Edukator kesehatan kadang suka bersedih hati mendapatkan penolakan yang secara eksplisit disampaikan warga. Sedih karena maksud kita kan baik. Semata-mata demi kesehatan warga. Rasanya terasa lebih berat bila edukator sendiri bekerja secara sukarela alias tidak digaji.
Sebetulnya, tak perlu bersedih hati karena dibalik penolakan terkandung sejumlah kebaikan.
Pertama, edukator telah memperoleh tanggapan yang objektif alias jujur. Orang yang mengatakan tidak atau tidak mau adalah orang yang berani mengungkapkan sikap apa adanya.
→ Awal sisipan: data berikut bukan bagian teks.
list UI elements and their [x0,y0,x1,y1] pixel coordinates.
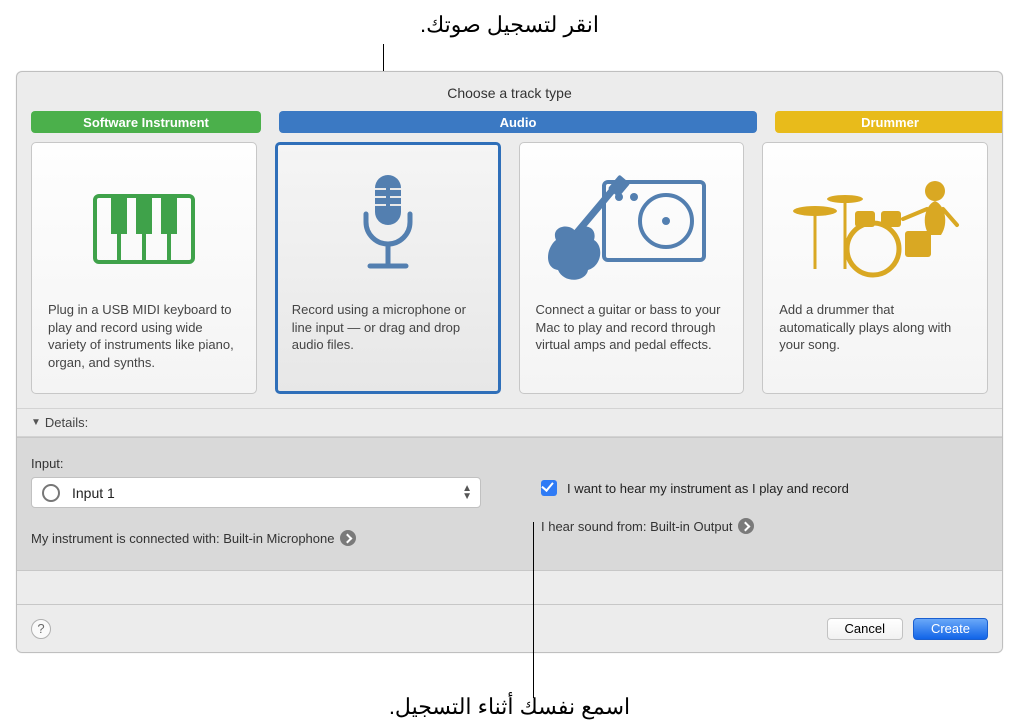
callout-bottom-text: اسمع نفسك أثناء التسجيل. [0,694,1019,720]
card-software-desc: Plug in a USB MIDI keyboard to play and … [48,301,240,371]
input-field-label: Input: [31,456,501,471]
callout-top-text: انقر لتسجيل صوتك. [0,12,1019,38]
microphone-icon [292,156,484,301]
output-arrow-icon[interactable] [738,518,754,534]
create-button[interactable]: Create [913,618,988,640]
new-track-panel: Choose a track type Software Instrument … [16,71,1003,653]
card-audio-mic[interactable]: Record using a microphone or line input … [275,142,501,394]
tab-software-instrument: Software Instrument [31,111,261,133]
help-button[interactable]: ? [31,619,51,639]
card-guitar-desc: Connect a guitar or bass to your Mac to … [536,301,728,354]
input-channel-icon [42,484,60,502]
instrument-connection-arrow-icon[interactable] [340,530,356,546]
instrument-connection-text: My instrument is connected with: Built-i… [31,531,334,546]
details-label: Details: [45,415,88,430]
cancel-button[interactable]: Cancel [827,618,903,640]
details-body: Input: Input 1 ▲▼ My instrument is conne… [17,437,1002,571]
output-text: I hear sound from: Built-in Output [541,519,732,534]
monitoring-checkbox[interactable] [541,480,557,496]
tab-drummer: Drummer [775,111,1003,133]
tab-audio: Audio [279,111,757,133]
card-drummer[interactable]: Add a drummer that automatically plays a… [762,142,988,394]
card-mic-desc: Record using a microphone or line input … [292,301,484,354]
panel-footer: ? Cancel Create [17,604,1002,652]
input-select-value: Input 1 [72,485,115,501]
monitoring-checkbox-label: I want to hear my instrument as I play a… [567,481,849,496]
disclosure-triangle-icon[interactable]: ▼ [31,417,41,428]
callout-line-top [383,44,384,71]
card-drummer-desc: Add a drummer that automatically plays a… [779,301,971,354]
guitar-amp-icon [536,156,728,301]
select-chevrons-icon: ▲▼ [462,485,472,501]
card-software-instrument[interactable]: Plug in a USB MIDI keyboard to play and … [31,142,257,394]
input-select[interactable]: Input 1 ▲▼ [31,477,481,508]
panel-title: Choose a track type [17,72,1002,111]
callout-line-bottom [533,522,534,698]
category-tabs: Software Instrument Audio Drummer [17,111,1002,133]
card-audio-guitar[interactable]: Connect a guitar or bass to your Mac to … [519,142,745,394]
drummer-icon [779,156,971,301]
keyboard-icon [48,156,240,301]
track-type-cards: Plug in a USB MIDI keyboard to play and … [17,133,1002,408]
details-header[interactable]: ▼ Details: [17,408,1002,437]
Tidak menutup-nutupi pikiran atau perasaannya.
Dengan begitu, edukator lebih paham dan dapat mengembangkan percakapan lebih lanjut. Edukator dapat bertanya-tanya latar belakang penolakannya. Yang dimaksud di sini adalah bertanya-tanya secara tulus untuk memahami tanpa bersikap judgemental/ menilai/ menghakimi.
Dengan begitu, edukator dapat menyesuaikan pesan yang disampaikan. Bila penolakannya terkait dengan efek samping, edukator dapat menyampaikan informasi yang akurat, kemungkinan efek samping, cara menanganinya, testimoni orang lain, cerita yang memudahkan pemahaman, dan pesan-pesan lain yang sesuai. Bila terkait dengan larangan suami, edukator dapat berbagi dengannya teknik-teknik persuasi suami dan pesan lain yang mendukung.
Kalau orang diam saja, edukator tidak tahu bagaimana sikap orang sesungguhnya. Apalagi orang yang mudah bilang iya-iya atau mau-mau tapi sesungguhnya tidak, edukator malah bisa tersesat.
Kedua, penolakan tidak berarti hubungan selesai. Justru dari penolakan, edukator dapat mengembangkan percakapan yang semakin menguatkan hubungan atau keakraban.
Kalaupun hasil finalnya tetap menolak, asalkan edukator bersikap menghargai, maka mudah terbangun percakapan dengan topik lain. Intinya, sikap menghargai.
Warga yang mendapati edukator bersikap menghargai penolakkannya akan berubah dari agak was-was menjadi nyaman. Apalagi kalau edukator berterimakasih atas keterbukaannya atau berterimakasih atas pelajaran yang didapat, bertambah senanglah warga.
Yang perlu dilakukan berikutnya adalah membicarakan hal lain yang menyenangkan (obrolan informal). Misalnya, saat terlihat banyak piala di lemari, edukator dapat bertanya-tanya tentangnya. Warga pasti senang bercerita panjang lebar tentangnya. Akibatnya, pembicaraan bertambah asyik dan tentu saja, akrab.
Tidak apa-apa menerima penolakan tapi hubungan bertambah akrab. Tidak apa-apa. Ajak lagi saja lain kali. Kesempatan masih banyak.